AGEN POKER | CARA DAFTAR POKER ONLINE INDONESIA TERPERCAYA

Geger Aroma Rp 10 M di Balik Kaburnya WN Prancis dari Sel Polda NTB

Mataram – WN Prancis, Dorfin Felix (34) yang menyelundupkan sabu 24 kg kabur dari sel tahanan Polda NTB. Ada aroma suap Rp 10 miliar di balik kaburnya Dorfin.

“Ada berita atau bocoran halus bahwa kaburnya tahanan (Dorfin Felix) dikarenakan ada konspirasi dengan orang dalam dan orang dalam menerima uang. Angkanya pun tak tanggung-tanggung, Rp 10 miliar. Tim Krimsus mencoba mendalami tentang angka itu,” ucap Irwasda Polda NTB, Kombes Pol Agus Salim Agus Salim, Rabu (30/1/2019).

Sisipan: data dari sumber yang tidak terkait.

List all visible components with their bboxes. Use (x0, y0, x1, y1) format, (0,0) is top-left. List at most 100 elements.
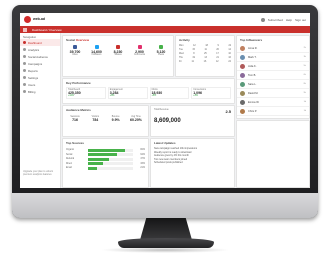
activity-card: Activity Mon 12 18 9 22 Tue 15 11 20 14 Wed 8 25 17 10… (175, 35, 235, 77)
news-line-4[interactable]: Scheduled posts published (151, 161, 234, 165)
social-stat-0: 39,700 Likes (66, 45, 84, 56)
sidebar: Navigation Dashboard Analytics Social Audi… (20, 33, 61, 188)
metric-value: 784 (92, 118, 99, 122)
revenue-badge: 2.5 (225, 109, 231, 114)
avatar (240, 63, 245, 69)
influencer-name: Emma W. (248, 100, 260, 104)
influencer-name: Anna R. (248, 46, 258, 50)
traffic-label: Email (66, 167, 72, 170)
influencer-time: 1d (303, 101, 306, 103)
social-network-icon (73, 45, 77, 49)
traffic-bar-track (88, 166, 133, 170)
kpi-cell-3: Conversions 1,096 +3% (191, 87, 231, 99)
traffic-bar (88, 157, 110, 161)
avatar (240, 108, 245, 114)
sidebar-item-icon (23, 55, 26, 58)
monitor-stand (140, 218, 192, 240)
traffic-value: 21% (140, 167, 145, 170)
kpi-card: Key Performance Total Reach 425,350 +12% En… (62, 78, 235, 104)
sidebar-item-6[interactable]: Users (20, 81, 60, 88)
influencer-name: David M. (248, 91, 259, 95)
news-card: Latest Updates New campaign reached 10k … (150, 138, 235, 188)
metric-3: Avg Time 60.20% (127, 116, 145, 122)
sidebar-footer: Upgrade your plan to unlock premium anal… (23, 170, 53, 176)
traffic-label: Social (66, 153, 73, 156)
sidebar-item-label: Users (28, 82, 36, 87)
influencer-name: Mark T. (248, 55, 257, 59)
sidebar-item-icon (23, 62, 26, 65)
sidebar-item-icon (23, 69, 26, 72)
menu-icon[interactable] (23, 27, 27, 32)
top-right-links: Subscribed Help Sign out (260, 17, 306, 22)
metric-value: 716 (72, 118, 78, 122)
sidebar-item-3[interactable]: Campaigns (20, 60, 60, 67)
social-stat-2: 8,230 Shares (109, 45, 127, 56)
influencer-row-7[interactable]: Chris P. 1d (237, 107, 309, 116)
sidebar-item-2[interactable]: Social Audience (20, 53, 60, 60)
influencer-name: Chris P. (248, 109, 257, 113)
sidebar-item-0[interactable]: Dashboard (20, 39, 60, 46)
activity-cell: 12 (216, 61, 219, 63)
influencer-row-4[interactable]: Sara L. 8h (237, 80, 309, 89)
main-content: Social Overview 39,700 Likes 14,600 Followe… (62, 35, 310, 188)
traffic-label: Organic (66, 149, 75, 152)
monitor-chin (12, 193, 318, 218)
activity-cell: 11 (191, 61, 194, 63)
sidebar-item-7[interactable]: Billing (20, 88, 60, 95)
avatar (240, 90, 245, 96)
influencer-row-1[interactable]: Mark T. 3h (237, 53, 309, 62)
sidebar-item-icon (23, 76, 26, 79)
influencer-row-3[interactable]: Tom B. 6h (237, 71, 309, 80)
breadcrumb: Dashboard / Overview (32, 27, 62, 32)
metric-value: 60.20% (130, 118, 142, 122)
influencer-row-2[interactable]: Julia K. 5h (237, 62, 309, 71)
social-stat-label: Likes (72, 54, 78, 56)
sidebar-item-icon (23, 90, 26, 93)
top-bar: web-ad Subscribed Help Sign out (20, 13, 310, 27)
traffic-value: 64% (140, 153, 145, 156)
sidebar-item-label: Settings (28, 75, 39, 80)
top-link-signout[interactable]: Sign out (295, 18, 306, 22)
notification-icon[interactable] (260, 17, 265, 22)
traffic-bar-track (88, 157, 133, 161)
avatar (240, 81, 245, 87)
social-stat-label: Shares (114, 54, 122, 56)
kpi-delta: +3% (193, 95, 198, 97)
influencers-card: Top Influencers Anna R. 2h Mark T. 3h Julia … (236, 35, 310, 119)
top-link-subscribed[interactable]: Subscribed (268, 18, 283, 22)
traffic-row-4: Email 21% (63, 166, 148, 171)
influencer-row-0[interactable]: Anna R. 2h (237, 44, 309, 53)
social-network-icon (94, 45, 99, 49)
influencer-time: 9h (303, 92, 306, 94)
sidebar-item-icon (23, 83, 26, 86)
influencer-time: 1d (303, 110, 306, 112)
influencer-row-6[interactable]: Emma W. 1d (237, 98, 309, 107)
traffic-bar-track (88, 148, 133, 152)
social-network-icon (116, 45, 120, 49)
activity-row: Fri 11 16 12 24 (179, 61, 231, 65)
metrics-card: Audience Metrics Sessions 716 Visitors 784 B… (62, 105, 149, 137)
sidebar-item-4[interactable]: Reports (20, 67, 60, 74)
monitor-frame: web-ad Subscribed Help Sign out Dashboar… (12, 5, 318, 218)
logo[interactable]: web-ad (24, 16, 45, 23)
kpi-delta: +5% (151, 95, 157, 97)
social-stat-label: Views (157, 54, 165, 56)
traffic-bar (88, 162, 103, 166)
avatar (240, 45, 245, 51)
social-stat-3: 2,900 Comments (131, 45, 149, 56)
social-overview-card: Social Overview 39,700 Likes 14,600 Followe… (62, 35, 174, 77)
metric-value: 9.9% (111, 118, 120, 122)
sidebar-item-5[interactable]: Settings (20, 74, 60, 81)
influencer-time: 8h (303, 83, 306, 85)
top-link-help[interactable]: Help (286, 18, 292, 22)
sidebar-item-label: Reports (28, 68, 38, 73)
traffic-bar (88, 153, 117, 157)
screen: web-ad Subscribed Help Sign out Dashboar… (20, 13, 310, 188)
sidebar-item-1[interactable]: Analytics (20, 46, 60, 53)
summary-card (236, 120, 310, 188)
traffic-bar (88, 166, 98, 170)
influencer-row-5[interactable]: David M. 9h (237, 89, 309, 98)
influencer-time: 2h (303, 47, 306, 49)
traffic-label: Direct (66, 162, 72, 165)
kpi-cell-0: Total Reach 425,350 +12% (66, 87, 106, 99)
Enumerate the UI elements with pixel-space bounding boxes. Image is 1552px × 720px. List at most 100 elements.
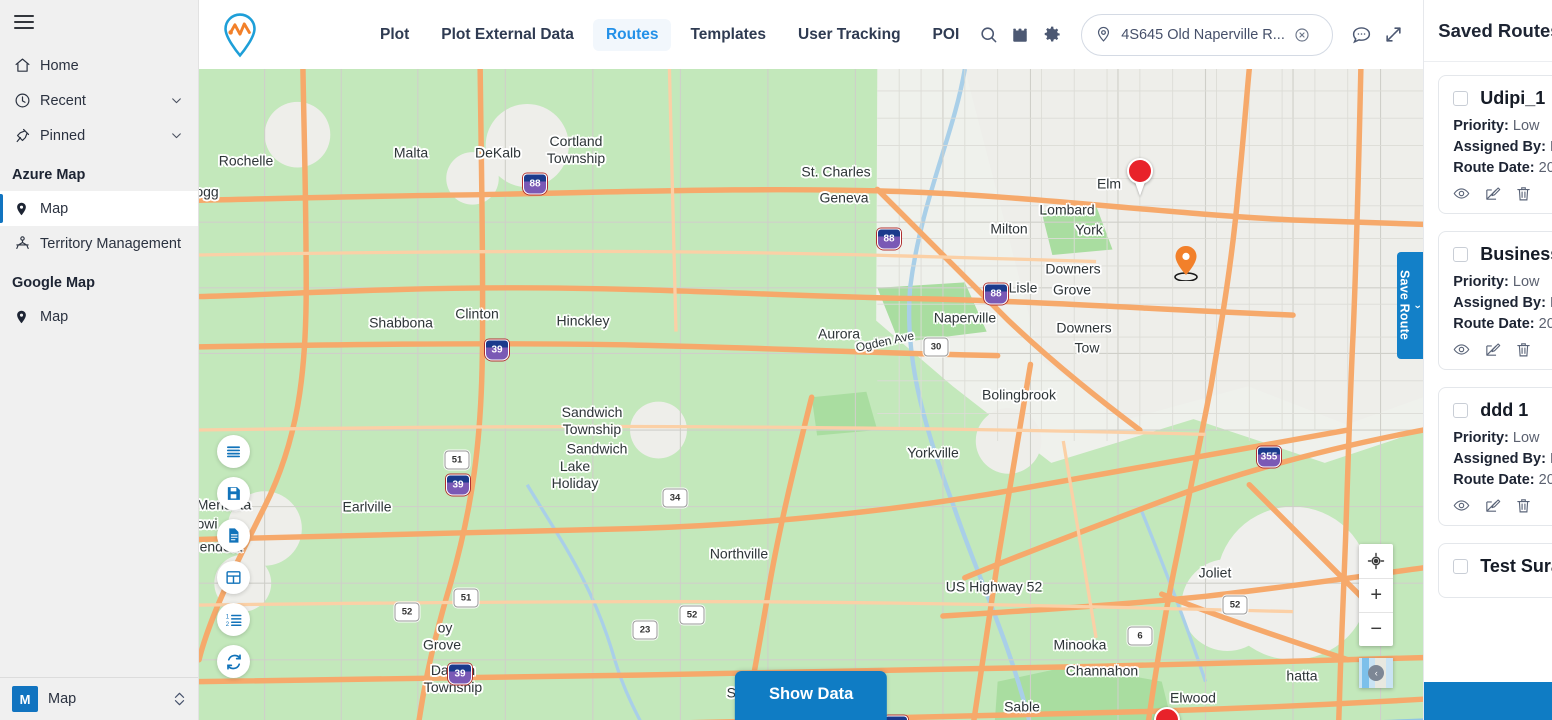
map-badge: M <box>12 686 38 712</box>
map-area[interactable]: Rochelle ogg Malta DeKalb Cortland Township S… <box>199 69 1424 720</box>
save-route-label: Save Route <box>1397 270 1412 341</box>
grid-icon <box>226 571 241 584</box>
route-card[interactable]: Udipi_1 Priority: Low Assigned By: Mike Yo… <box>1438 75 1552 214</box>
clear-circle-icon[interactable] <box>1294 27 1310 43</box>
route-card-header: Test Surat 12 <box>1453 556 1552 577</box>
save-route-tab[interactable]: Save Route › <box>1397 252 1424 359</box>
delete-trash-icon[interactable] <box>1515 185 1532 202</box>
map-route-shield: 88 <box>877 228 901 250</box>
sidebar-footer[interactable]: M Map <box>0 677 198 720</box>
chevron-down-icon[interactable] <box>166 129 186 142</box>
map-pin-logo-icon[interactable] <box>217 12 263 58</box>
tab-routes[interactable]: Routes <box>592 18 672 51</box>
delete-trash-icon[interactable] <box>1515 497 1532 514</box>
svg-text:1: 1 <box>225 614 229 620</box>
edit-pencil-icon[interactable] <box>1484 497 1501 514</box>
grid-button[interactable] <box>217 561 250 594</box>
up-down-chevron-icon[interactable] <box>173 689 186 709</box>
clock-icon <box>14 92 40 109</box>
view-eye-icon[interactable] <box>1453 341 1470 358</box>
tab-plot-external-data[interactable]: Plot External Data <box>428 19 587 51</box>
edit-pencil-icon[interactable] <box>1484 185 1501 202</box>
document-button[interactable] <box>217 519 250 552</box>
sidebar-footer-label: Map <box>48 691 77 707</box>
route-checkbox[interactable] <box>1453 91 1469 106</box>
calendar-icon[interactable] <box>1004 19 1036 51</box>
route-card[interactable]: ddd 1 Priority: Low Assigned By: Mike Youn… <box>1438 387 1552 526</box>
route-priority-value: Low <box>1512 118 1540 134</box>
app-root: Home Recent Pinned Azure Map Map Territo… <box>0 0 1552 720</box>
sidebar-primary-nav: Home Recent Pinned <box>0 44 198 153</box>
crosshair-icon <box>1368 552 1385 570</box>
address-input[interactable]: 4S645 Old Naperville R... <box>1121 27 1285 43</box>
route-date: Route Date: 2024-10-14 <box>1453 160 1552 176</box>
map-route-shield: 80 <box>884 715 908 720</box>
map-pin-red[interactable] <box>1154 707 1180 720</box>
route-checkbox[interactable] <box>1453 247 1469 262</box>
tab-plot[interactable]: Plot <box>367 19 422 51</box>
floppy-disk-icon <box>227 487 240 500</box>
refresh-button[interactable] <box>217 645 250 678</box>
view-eye-icon[interactable] <box>1453 185 1470 202</box>
route-name: Business Tour <box>1480 244 1552 264</box>
route-checkbox[interactable] <box>1453 403 1469 418</box>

Salim menyatakan pihak Krimsus Polda NTB juga telah melakukan pendalaman terkait informasi nominal uang yang diindikasikan adanya keterlibatan anggota Polda NTB berinisial TM, sebelumnya polisi menyebut inisial T. Polisi juga telah menghubungi beberapa kantor ekspedisi pengiriman uang dan barang.

“Yang pertama yang kita hubungi adalah Pos, yaitu terkait dengan western union. Kita cek selama dua bulan terakhir, ternyata kepada oknum tadi (TM) baru dua kali. Angkanya itu yang pertama Rp 7 juta, yang kedua Rp 7,5 juta,” ungkap Salim.

Pengirim uang yang berjumlah Rp 14,5 juta tersebut dari hasil kloning handphone TM, berasal dari orangtua Dorfin di luar negeri.

Uang tersebut digunakan untuk kepentingan Dorfin membeli beberapa fasilitas selama dia berada dalam Rutan Tahti Polda NTB.

“Salah satunya dibelikan handphone. Secara kode etik itu kesalahan besar. Yang kedua dibelikan televisi, yang lainnya digunakan untuk keperluan sehari-hari,” pungkasnya.

Diketahui sebelumnya, Dorfin ditangkap di Bandara Zainuddin Abdul Madjid, Lombok, pada 21 September 2018. Dari tangannya, didapati 2,4 kg lebih dan jenis ekstasi lainnya senilai Rp 3,2 miliar. Setelah itu, WN Prancis itu ditahan di gedung Tahanan dan Barang Bukti (Tahti) Polda NTB.

Pada Senin (21/1), Polda NTB dibikin geger. Dorfin diduga melarikan diri dengan memotong jendela jeruji besi kamar tahanan yang berada di lantai dua. Dorfin memotong terali besi di sebelah barat gedung. Kemudian turun menggunakan lilitan kain yang diikat di terali.